Sorrideva e la strana voce zuccherosa sembrava davvero curiosa.

Rumiko traeva respiri profondi e irregolari, il coltello puntato di fronte a sé, l’altra mano appoggiata al lavandino alle sue spalle. Si sentiva debole, incredibilmente debole, mentre la sua avversaria era rapida e forte.

Si prese un attimo per osservarla e improvvisamente le parve familiare. I lunghi capelli castani, i tratti dolci, gli occhi color caramello… l’aveva vista in una delle foto di gruppo in camera di Yamato. L’amica che si era trasferita a New York diversi anni fa.

“ L’ottavo prescelto…”

-      Esatto… - sibilò la ragazza – Mimi Tachigawa, molto piacere! – cinguettò.

Le porse la mano, ma Rumiko non accennò ad afferrarla.

Quella non era la stessa fanciulla ritratta nella foto. Quegli occhi nocciola, che nell’immagine le erano parsi tanto vispi e dolci, ora traboccavano di crudeltà e follia. Che lei odiasse o meno Mimi la digiprescelta ora non aveva importanza, perché quella che aveva di fronte non era lei, ne era sicura.

Qualcuno prese a battere sulla porta d’ingresso.

-      Rumiko, che è successo? Apri la porta! – le giunse la voce di Yamato.

Ma lei lo ignorò, concentrandosi sulla creatura che aveva di fronte e tentando di trattenere le energie che sentiva fluire via dal suo corpo.
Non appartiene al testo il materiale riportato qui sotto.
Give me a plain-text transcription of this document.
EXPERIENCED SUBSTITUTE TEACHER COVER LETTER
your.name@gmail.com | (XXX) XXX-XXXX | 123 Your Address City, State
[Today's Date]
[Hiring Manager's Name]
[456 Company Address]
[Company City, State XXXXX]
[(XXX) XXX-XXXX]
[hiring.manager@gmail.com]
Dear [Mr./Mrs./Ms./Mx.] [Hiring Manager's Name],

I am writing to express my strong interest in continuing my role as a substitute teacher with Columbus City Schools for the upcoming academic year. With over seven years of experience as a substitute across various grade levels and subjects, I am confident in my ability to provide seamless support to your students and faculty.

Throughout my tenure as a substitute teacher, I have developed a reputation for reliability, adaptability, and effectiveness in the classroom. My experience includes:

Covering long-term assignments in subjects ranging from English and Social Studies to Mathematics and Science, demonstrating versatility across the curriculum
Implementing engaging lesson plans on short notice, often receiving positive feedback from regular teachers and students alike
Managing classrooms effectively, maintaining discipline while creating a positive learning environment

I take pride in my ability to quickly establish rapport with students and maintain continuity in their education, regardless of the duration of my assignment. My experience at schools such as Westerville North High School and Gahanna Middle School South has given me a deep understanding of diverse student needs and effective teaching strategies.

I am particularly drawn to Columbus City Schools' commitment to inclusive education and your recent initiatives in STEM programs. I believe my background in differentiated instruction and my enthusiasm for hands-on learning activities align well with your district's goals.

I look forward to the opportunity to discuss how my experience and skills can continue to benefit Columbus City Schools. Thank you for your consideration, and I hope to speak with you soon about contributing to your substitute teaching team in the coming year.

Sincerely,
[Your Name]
Per la prima volta notò che indossava una maglietta a maniche corte e un paio di jeans. Ai piedi aveva solo un paio di calze, rovinate e sudice come se avesse camminato scalza per tutta la città.

-      Rumiko! – la chiamò ancora Yamato, senza smettere di picchiare la porta d’ingresso.

Le aveva offerto la mano destra, quella con cui l’aveva afferrata per la gola poco prima, sfondando il vetro. Ma solo ora s’accorse di quanto sanguinasse, lacerata quasi fino al gomito da una serie di tagli più o meno profondi. Qualche scheggia di vetro era rimasta piantata nella carne. Ma lei sembrava non accorgersene neppure.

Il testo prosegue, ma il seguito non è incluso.